Thursday, September 17, 2009

The rule of law applies even to the devils

Below is a letter to the editor I wrote regarding the editorial of the Philippine Daily Inquirer, "Vigilante rule."

In Robert Bolt’s play “A Man For All Seasons,” William Roper has a heated debate with Sir Thomas More about the law.

Roper: So now you’d give the Devil benefit of law!

More: What would you do? Cut a great road through the law to get after the Devil?

Roper: I’d cut every law in England to do that!

More: And when the last law was down, and the Devil turned on you — where would you hide Roper, the laws all being flat?

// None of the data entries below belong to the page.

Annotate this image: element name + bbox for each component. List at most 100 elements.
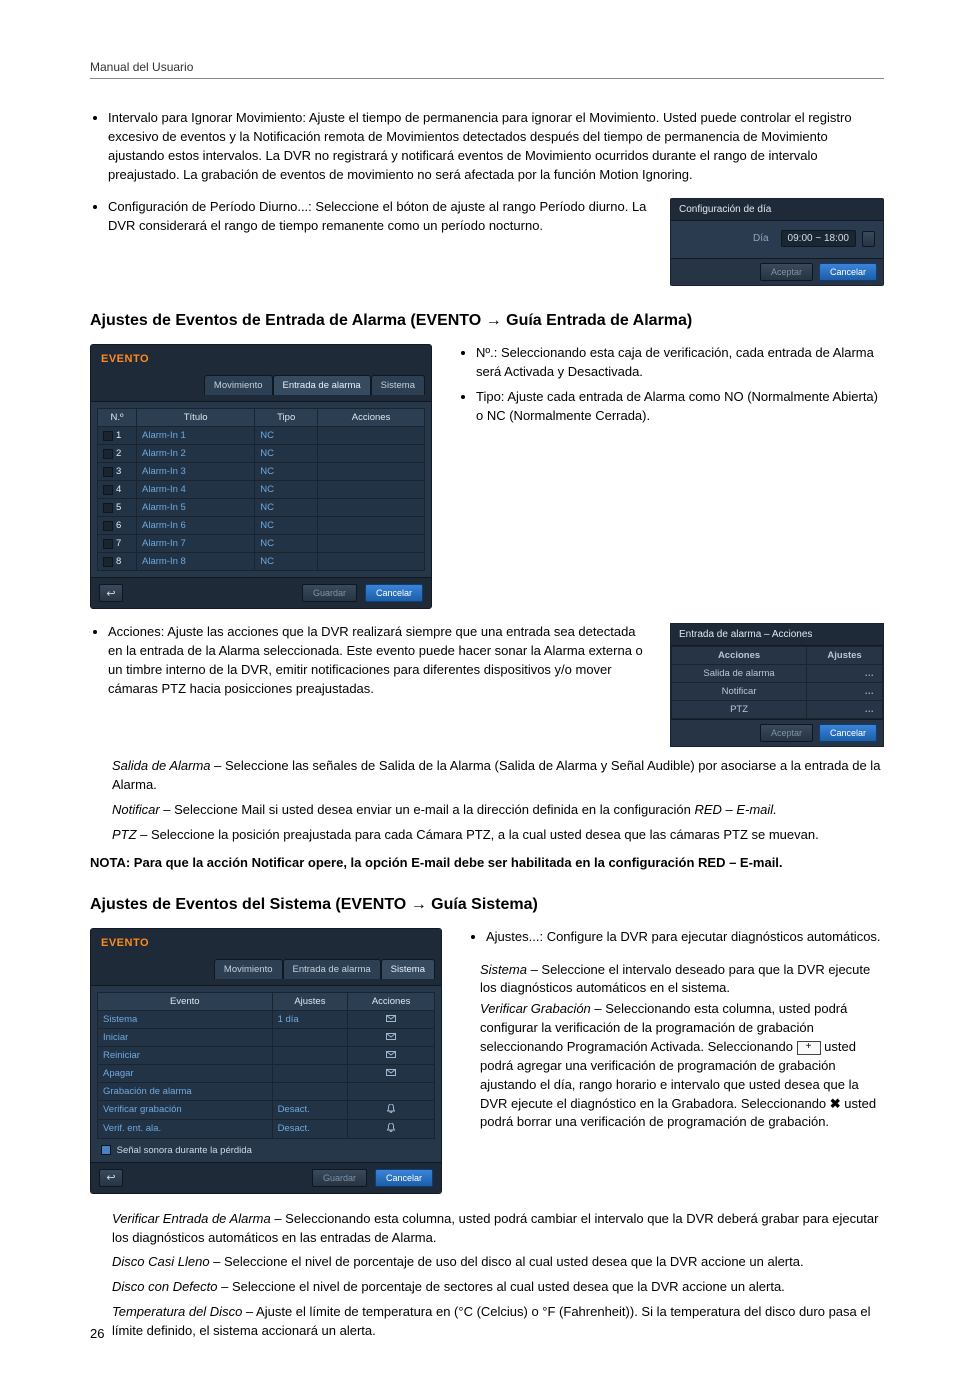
loss-beep-label: Señal sonora durante la pérdida	[117, 1145, 252, 1156]
col-num[interactable]: N.º	[98, 409, 137, 427]
acciones-col-acciones: Acciones	[672, 647, 807, 665]
acciones-accept-button[interactable]: Aceptar	[760, 724, 813, 742]
table-row[interactable]: Verif. ent. ala.Desact.	[98, 1119, 435, 1138]
checkbox-icon[interactable]	[101, 1145, 111, 1155]
day-time-field[interactable]: 09:00 ~ 18:00	[781, 230, 856, 247]
bullet-ajustes: Ajustes...: Configure la DVR para ejecut…	[486, 928, 884, 947]
note-disco-defecto: Disco con Defecto – Seleccione el nivel …	[112, 1278, 884, 1297]
table-row[interactable]: 8Alarm-In 8NC	[98, 553, 425, 571]
table-row[interactable]: Salida de alarma…	[672, 665, 883, 683]
note-temperatura-disco: Temperatura del Disco – Ajuste el límite…	[112, 1303, 884, 1341]
section-alarm-input-heading: Ajustes de Eventos de Entrada de Alarma …	[90, 312, 884, 330]
table-row[interactable]: 1Alarm-In 1NC	[98, 427, 425, 445]
bell-icon	[387, 1123, 395, 1132]
note-ptz: PTZ – Seleccione la posición preajustada…	[112, 826, 884, 845]
col-actions[interactable]: Acciones	[318, 409, 425, 427]
tab-entrada-alarma[interactable]: Entrada de alarma	[283, 959, 381, 979]
acciones-bullet-wrap: Acciones: Ajuste las acciones que la DVR…	[90, 623, 652, 704]
day-time-value: 09:00 ~ 18:00	[788, 233, 849, 244]
table-row[interactable]: Sistema1 día	[98, 1010, 435, 1028]
plus-icon: +	[797, 1041, 821, 1055]
table-row[interactable]: Iniciar	[98, 1028, 435, 1046]
checkbox-icon[interactable]	[103, 539, 113, 549]
mail-icon	[386, 1069, 396, 1076]
bullet-day-config-wrap: Configuración de Período Diurno...: Sele…	[90, 198, 652, 242]
note-notificar: Notificar – Seleccione Mail si usted des…	[112, 801, 884, 820]
acciones-col-ajustes: Ajustes	[807, 647, 883, 665]
table-row[interactable]: Grabación de alarma	[98, 1082, 435, 1100]
bullet-motion-ignore: Intervalo para Ignorar Movimiento: Ajust…	[108, 109, 884, 184]
system-event-table: Evento Ajustes Acciones Sistema1 día Ini…	[97, 992, 435, 1139]
checkbox-icon[interactable]	[103, 557, 113, 567]
tab-movimiento[interactable]: Movimiento	[204, 375, 273, 395]
checkbox-icon[interactable]	[103, 431, 113, 441]
note-disco-lleno: Disco Casi Lleno – Seleccione el nivel d…	[112, 1253, 884, 1272]
table-row[interactable]: 3Alarm-In 3NC	[98, 463, 425, 481]
section-system-events-heading: Ajustes de Eventos del Sistema (EVENTO →…	[90, 896, 884, 914]
cancel-button[interactable]: Cancelar	[375, 1169, 433, 1187]
tab-sistema[interactable]: Sistema	[371, 375, 425, 395]
evento-system-ui: EVENTO Movimiento Entrada de alarma Sist…	[90, 928, 442, 1194]
day-config-panel: Configuración de día Día 09:00 ~ 18:00 A…	[670, 198, 884, 286]
col-event: Evento	[98, 992, 273, 1010]
table-row[interactable]: PTZ…	[672, 701, 883, 719]
nota-email: NOTA: Para que la acción Notificar opere…	[90, 855, 884, 870]
day-label: Día	[679, 233, 775, 244]
table-row[interactable]: 2Alarm-In 2NC	[98, 445, 425, 463]
bullet-num: Nº.: Seleccionando esta caja de verifica…	[476, 344, 884, 382]
table-row[interactable]: Apagar	[98, 1064, 435, 1082]
tab-entrada-alarma[interactable]: Entrada de alarma	[273, 375, 371, 395]
note-sistema: Sistema – Seleccione el intervalo desead…	[480, 961, 884, 999]
alarm-tabs: Movimiento Entrada de alarma Sistema	[91, 371, 431, 402]
mail-icon	[386, 1015, 396, 1022]
tab-movimiento[interactable]: Movimiento	[214, 959, 283, 979]
acciones-cancel-button[interactable]: Cancelar	[819, 724, 877, 742]
alarm-input-table: N.º Título Tipo Acciones 1Alarm-In 1NC 2…	[97, 408, 425, 571]
system-side-bullets: Ajustes...: Configure la DVR para ejecut…	[468, 928, 884, 947]
evento-alarm-ui: EVENTO Movimiento Entrada de alarma Sist…	[90, 344, 432, 609]
bell-icon	[387, 1104, 395, 1113]
day-cancel-button[interactable]: Cancelar	[819, 263, 877, 281]
save-button[interactable]: Guardar	[312, 1169, 367, 1187]
col-acciones: Acciones	[348, 992, 435, 1010]
mail-icon	[386, 1033, 396, 1040]
system-tabs: Movimiento Entrada de alarma Sistema	[91, 955, 441, 986]
table-row[interactable]: 4Alarm-In 4NC	[98, 481, 425, 499]
checkbox-icon[interactable]	[103, 485, 113, 495]
table-row[interactable]: Reiniciar	[98, 1046, 435, 1064]
checkbox-icon[interactable]	[103, 467, 113, 477]
evento-brand: EVENTO	[91, 345, 431, 371]
mail-icon	[386, 1051, 396, 1058]
top-bullet-list: Intervalo para Ignorar Movimiento: Ajust…	[90, 109, 884, 184]
time-stepper[interactable]	[862, 231, 875, 247]
evento-brand: EVENTO	[91, 929, 441, 955]
checkbox-icon[interactable]	[103, 503, 113, 513]
table-row[interactable]: Notificar…	[672, 683, 883, 701]
col-ajustes: Ajustes	[272, 992, 348, 1010]
checkbox-icon[interactable]	[103, 521, 113, 531]
table-row[interactable]: 5Alarm-In 5NC	[98, 499, 425, 517]
page-number: 26	[90, 1326, 104, 1341]
back-button[interactable]: ↩	[99, 584, 123, 602]
day-accept-button[interactable]: Aceptar	[760, 263, 813, 281]
back-button[interactable]: ↩	[99, 1169, 123, 1187]
col-type[interactable]: Tipo	[255, 409, 318, 427]
cancel-button[interactable]: Cancelar	[365, 584, 423, 602]
bullet-acciones: Acciones: Ajuste las acciones que la DVR…	[108, 623, 652, 698]
day-panel-title: Configuración de día	[671, 199, 883, 221]
save-button[interactable]: Guardar	[302, 584, 357, 602]
acciones-panel-title: Entrada de alarma – Acciones	[671, 624, 883, 646]
tab-sistema[interactable]: Sistema	[381, 959, 435, 979]
note-verificar-grabacion: Verificar Grabación – Seleccionando esta…	[480, 1000, 884, 1132]
col-title[interactable]: Título	[137, 409, 255, 427]
table-row[interactable]: 7Alarm-In 7NC	[98, 535, 425, 553]
page-header: Manual del Usuario	[90, 60, 884, 79]
alarm-side-bullets: Nº.: Seleccionando esta caja de verifica…	[458, 344, 884, 425]
table-row[interactable]: Verificar grabaciónDesact.	[98, 1100, 435, 1119]
bullet-type: Tipo: Ajuste cada entrada de Alarma como…	[476, 388, 884, 426]
bullet-day-config: Configuración de Período Diurno...: Sele…	[108, 198, 652, 236]
table-row[interactable]: 6Alarm-In 6NC	[98, 517, 425, 535]
checkbox-icon[interactable]	[103, 449, 113, 459]
note-verificar-entrada: Verificar Entrada de Alarma – Selecciona…	[112, 1210, 884, 1248]
note-salida-alarma: Salida de Alarma – Seleccione las señale…	[112, 757, 884, 795]
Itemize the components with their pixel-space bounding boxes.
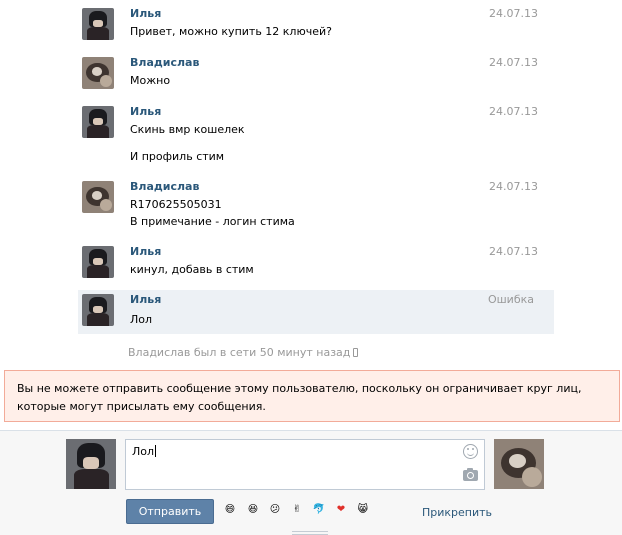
message-text: Скинь вмр кошелек (130, 123, 245, 136)
resize-handle[interactable] (292, 531, 328, 535)
emoji-confused-icon[interactable]: 😕 (267, 502, 283, 518)
message-date[interactable]: 24.07.13 (489, 180, 538, 193)
message-item[interactable]: Илья 24.07.13 Привет, можно купить 12 кл… (78, 4, 554, 48)
message-date[interactable]: 24.07.13 (489, 245, 538, 258)
message-text: И профиль стим (130, 150, 225, 163)
peer-avatar[interactable] (494, 439, 544, 489)
message-author[interactable]: Илья (130, 7, 161, 20)
message-author[interactable]: Владислав (130, 180, 199, 193)
emoji-dolphin-icon[interactable]: 🐬 (311, 502, 327, 518)
text-caret (155, 445, 157, 457)
dialog-page: Илья 24.07.13 Привет, можно купить 12 кл… (0, 0, 622, 535)
mobile-icon (353, 348, 359, 357)
message-author[interactable]: Илья (130, 293, 161, 306)
message-text: кинул, добавь в стим (130, 263, 254, 276)
message-text: Привет, можно купить 12 ключей? (130, 25, 332, 38)
my-avatar[interactable] (66, 439, 116, 489)
emoji-cat-icon[interactable]: 😸 (355, 502, 371, 518)
error-text: Вы не можете отправить сообщение этому п… (17, 382, 582, 413)
avatar[interactable] (82, 181, 114, 213)
message-item[interactable]: Владислав 24.07.13 R170625505031 В приме… (78, 177, 554, 237)
message-date[interactable]: 24.07.13 (489, 56, 538, 69)
message-item[interactable]: Илья 24.07.13 кинул, добавь в стим (78, 242, 554, 286)
message-item[interactable]: Илья 24.07.13 Скинь вмр кошелек И профил… (78, 102, 554, 172)
send-button[interactable]: Отправить (126, 499, 214, 524)
message-author[interactable]: Владислав (130, 56, 199, 69)
message-composer: Лол Отправить 😄 😆 😕 ✌ 🐬 ❤ 😸 Прикрепить (0, 430, 622, 535)
message-author[interactable]: Илья (130, 105, 161, 118)
message-text: В примечание - логин стима (130, 215, 295, 228)
smiley-icon[interactable] (463, 444, 478, 459)
emoji-heart-icon[interactable]: ❤ (333, 502, 349, 518)
avatar[interactable] (82, 8, 114, 40)
attach-link[interactable]: Прикрепить (422, 506, 492, 519)
message-date[interactable]: 24.07.13 (489, 105, 538, 118)
camera-icon[interactable] (463, 468, 478, 481)
emoji-laugh-icon[interactable]: 😆 (245, 502, 261, 518)
avatar[interactable] (82, 246, 114, 278)
error-notice: Вы не можете отправить сообщение этому п… (4, 370, 620, 422)
message-text: Лол (130, 313, 153, 326)
emoji-victory-icon[interactable]: ✌ (289, 502, 305, 518)
message-author[interactable]: Илья (130, 245, 161, 258)
message-text: R170625505031 (130, 198, 222, 211)
online-status: Владислав был в сети 50 минут назад (128, 346, 359, 359)
message-item[interactable]: Владислав 24.07.13 Можно (78, 53, 554, 97)
message-date[interactable]: 24.07.13 (489, 7, 538, 20)
avatar[interactable] (82, 294, 114, 326)
avatar[interactable] (82, 106, 114, 138)
message-input[interactable]: Лол (125, 439, 485, 490)
message-item-failed[interactable]: Илья Ошибка Лол (78, 290, 554, 334)
message-error-status: Ошибка (487, 293, 534, 306)
emoji-grin-icon[interactable]: 😄 (222, 502, 238, 518)
avatar[interactable] (82, 57, 114, 89)
message-text: Можно (130, 74, 171, 87)
message-input-value: Лол (132, 445, 155, 458)
online-status-text: Владислав был в сети 50 минут назад (128, 346, 351, 359)
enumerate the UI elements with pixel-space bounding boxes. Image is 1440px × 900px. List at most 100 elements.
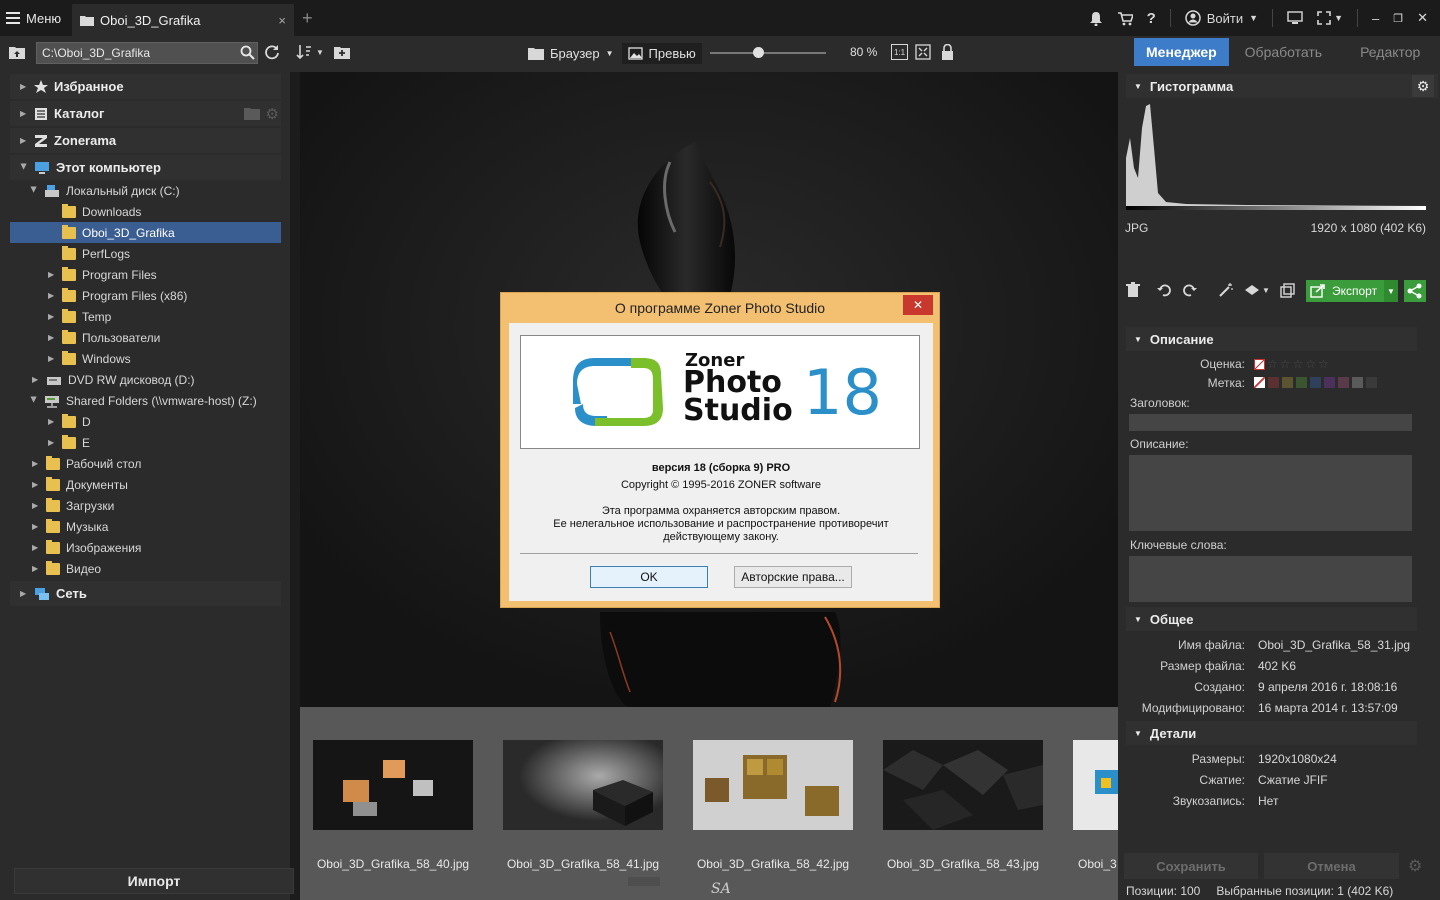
- fit-to-screen-icon[interactable]: [915, 44, 931, 60]
- tree-item-program-files[interactable]: ▶ Program Files: [48, 264, 280, 285]
- thumbnail-5[interactable]: [1073, 740, 1118, 830]
- restore-button[interactable]: ❐: [1393, 12, 1403, 25]
- label-black[interactable]: [1366, 377, 1377, 388]
- rotate-left-icon[interactable]: [1156, 282, 1172, 298]
- section-catalog[interactable]: ▶ Каталог ⚙: [10, 101, 281, 126]
- export-dropdown-button[interactable]: ▼: [1384, 280, 1398, 302]
- zoom-1to1-button[interactable]: 1:1: [891, 44, 908, 60]
- notification-bell-icon[interactable]: [1089, 11, 1103, 26]
- rating-stars[interactable]: ☆ ☆ ☆ ☆ ☆: [1254, 357, 1329, 371]
- keywords-field[interactable]: [1129, 556, 1412, 602]
- section-zonerama[interactable]: ▶ Zonerama: [10, 128, 281, 153]
- thumbnail-2[interactable]: [503, 740, 663, 830]
- folder-up-icon[interactable]: [9, 45, 25, 59]
- tree-item-oboi-3d-grafika[interactable]: Oboi_3D_Grafika: [10, 222, 281, 243]
- copy-icon[interactable]: [1280, 282, 1295, 298]
- tree-item-video[interactable]: ▶ Видео: [32, 558, 280, 579]
- magic-wand-icon[interactable]: [1218, 282, 1234, 298]
- clear-rating-icon[interactable]: [1254, 358, 1265, 370]
- tree-item-documents[interactable]: ▶ Документы: [32, 474, 280, 495]
- monitor-icon[interactable]: [1287, 11, 1303, 25]
- title-field[interactable]: [1129, 414, 1412, 431]
- lock-icon[interactable]: [941, 44, 954, 60]
- filmstrip-scroll-handle[interactable]: [628, 877, 660, 886]
- tree-item-program-files-x86[interactable]: ▶ Program Files (x86): [48, 285, 280, 306]
- copyright-button[interactable]: Авторские права...: [734, 566, 852, 588]
- zoom-slider-track[interactable]: [710, 52, 826, 54]
- gear-icon[interactable]: ⚙: [266, 105, 279, 123]
- star-icon[interactable]: ☆: [1280, 357, 1291, 371]
- search-icon[interactable]: [240, 45, 255, 60]
- settings-icon[interactable]: ⚙: [1412, 75, 1434, 97]
- label-purple[interactable]: [1324, 377, 1335, 388]
- dialog-close-button[interactable]: ✕: [903, 295, 933, 315]
- clear-label-icon[interactable]: [1254, 377, 1265, 388]
- new-tab-button[interactable]: +: [302, 8, 313, 29]
- description-field[interactable]: [1129, 455, 1412, 531]
- color-labels[interactable]: [1254, 377, 1377, 388]
- tab-close-button[interactable]: ×: [278, 13, 286, 28]
- sort-button[interactable]: ▼: [296, 44, 324, 60]
- section-favorites[interactable]: ▶ Избранное: [10, 74, 281, 99]
- tree-item-desktop[interactable]: ▶ Рабочий стол: [32, 453, 280, 474]
- refresh-icon[interactable]: [264, 44, 280, 60]
- fullscreen-icon[interactable]: ▼: [1317, 11, 1343, 25]
- tree-item-downloads[interactable]: Downloads: [62, 201, 280, 222]
- effects-icon[interactable]: ▼: [1244, 283, 1270, 297]
- label-yellow[interactable]: [1282, 377, 1293, 388]
- section-histogram[interactable]: ▼ Гистограмма ⚙: [1126, 74, 1438, 98]
- section-description[interactable]: ▼ Описание: [1126, 327, 1417, 351]
- new-folder-icon[interactable]: [334, 45, 350, 59]
- label-gray[interactable]: [1352, 377, 1363, 388]
- login-button[interactable]: Войти ▼: [1185, 10, 1258, 26]
- tree-item-temp[interactable]: ▶ Temp: [48, 306, 280, 327]
- tree-item-music[interactable]: ▶ Музыка: [32, 516, 280, 537]
- section-this-pc[interactable]: ▶ Этот компьютер: [10, 155, 281, 180]
- tree-item-shared-folders[interactable]: ▶ Shared Folders (\\vmware-host) (Z:): [30, 390, 280, 411]
- save-button[interactable]: Сохранить: [1124, 853, 1258, 879]
- star-icon[interactable]: ☆: [1305, 357, 1316, 371]
- tab-manager[interactable]: Менеджер: [1134, 38, 1229, 66]
- tree-item-pictures[interactable]: ▶ Изображения: [32, 537, 280, 558]
- label-red[interactable]: [1268, 377, 1279, 388]
- star-icon[interactable]: ☆: [1293, 357, 1304, 371]
- ok-button[interactable]: OK: [590, 566, 708, 588]
- thumbnail-4[interactable]: [883, 740, 1043, 830]
- preview-button[interactable]: Превью: [621, 43, 702, 64]
- rotate-right-icon[interactable]: [1182, 282, 1198, 298]
- thumbnail-3[interactable]: [693, 740, 853, 830]
- thumbnail-1[interactable]: [313, 740, 473, 830]
- gear-icon[interactable]: ⚙: [1408, 856, 1422, 876]
- tree-item-dvd-drive[interactable]: ▶ DVD RW дисковод (D:): [32, 369, 280, 390]
- tree-item-e[interactable]: ▶ E: [48, 432, 280, 453]
- import-button[interactable]: Импорт: [14, 868, 294, 894]
- label-pink[interactable]: [1338, 377, 1349, 388]
- add-folder-icon[interactable]: [243, 107, 260, 120]
- tree-item-perflogs[interactable]: PerfLogs: [62, 243, 280, 264]
- share-button[interactable]: [1404, 280, 1426, 302]
- section-details[interactable]: ▼ Детали: [1126, 721, 1417, 745]
- tab-oboi-3d-grafika[interactable]: Oboi_3D_Grafika ×: [72, 4, 294, 36]
- browser-button[interactable]: Браузер ▼: [528, 46, 614, 61]
- minimize-button[interactable]: –: [1372, 11, 1379, 26]
- trash-icon[interactable]: [1126, 282, 1140, 298]
- label-blue[interactable]: [1310, 377, 1321, 388]
- label-green[interactable]: [1296, 377, 1307, 388]
- cancel-button[interactable]: Отмена: [1264, 853, 1399, 879]
- tab-develop[interactable]: Обработать: [1229, 38, 1334, 66]
- tree-item-users[interactable]: ▶ Пользователи: [48, 327, 280, 348]
- path-input[interactable]: C:\Oboi_3D_Grafika: [36, 42, 258, 64]
- menu-button[interactable]: Меню: [6, 8, 61, 28]
- section-network[interactable]: ▶ Сеть: [10, 581, 281, 606]
- help-icon[interactable]: ?: [1147, 10, 1156, 27]
- tree-item-d[interactable]: ▶ D: [48, 411, 280, 432]
- tree-item-downloads-ru[interactable]: ▶ Загрузки: [32, 495, 280, 516]
- section-general[interactable]: ▼ Общее: [1126, 607, 1417, 631]
- cart-icon[interactable]: [1117, 11, 1133, 26]
- close-window-button[interactable]: ✕: [1417, 10, 1428, 26]
- tab-editor[interactable]: Редактор: [1334, 38, 1432, 66]
- star-icon[interactable]: ☆: [1318, 357, 1329, 371]
- tree-item-drive-c[interactable]: ▶ Локальный диск (C:): [30, 180, 280, 201]
- star-icon[interactable]: ☆: [1267, 357, 1278, 371]
- tree-item-windows[interactable]: ▶ Windows: [48, 348, 280, 369]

This country’s planted thick with laws from coast to coast — man’s laws, not God’s — and if you cut them down, and you’re just the man to do it, d’you really think you could stand upright in the winds that would blow then? Yes, I’d give the Devil benefit of law, for my own safety’s sake.

The Philippine Daily Inquirer’s March 31 editorial, “Vigilante rule” is essentially an elaboration on the question More had to confront: Should the Devil be given the benefit of law?

By all means, the editorial says, we should. After all, “that is the process in a nation that upholds the rule of law, not the rule of the mob or vigilantes.”

Many of us whose relatives have been fortunately spared from these killings may have some degree of tolerance for the killings. And Commission on Human Rights Chairperson Leila de Lima finds it alarming that there’s a “growing culture or mentality of public acceptance of the executions.”

Sure, unlike before, we can now roam the streets of Davao City free from fear of being knifed or held up by lawless elements. Sure, we can take pride in making this city unfit for those who have a sinister plan of setting up a drug laboratory. Sure, the death of a person who either has a criminal record or is a drug addict/pusher is not so great a loss. They are “salot sa lipunan” [plague of society].

“But what if,” the Philippine Daily Inquirer asks, “their relatives or friends become targets or victims of vigilante assassinations?”

Like More, we should not “cut a great road through the law to get after the Devil.” Instead, we should give “the Devil benefit of law.”

What for? For our own safety’s sake.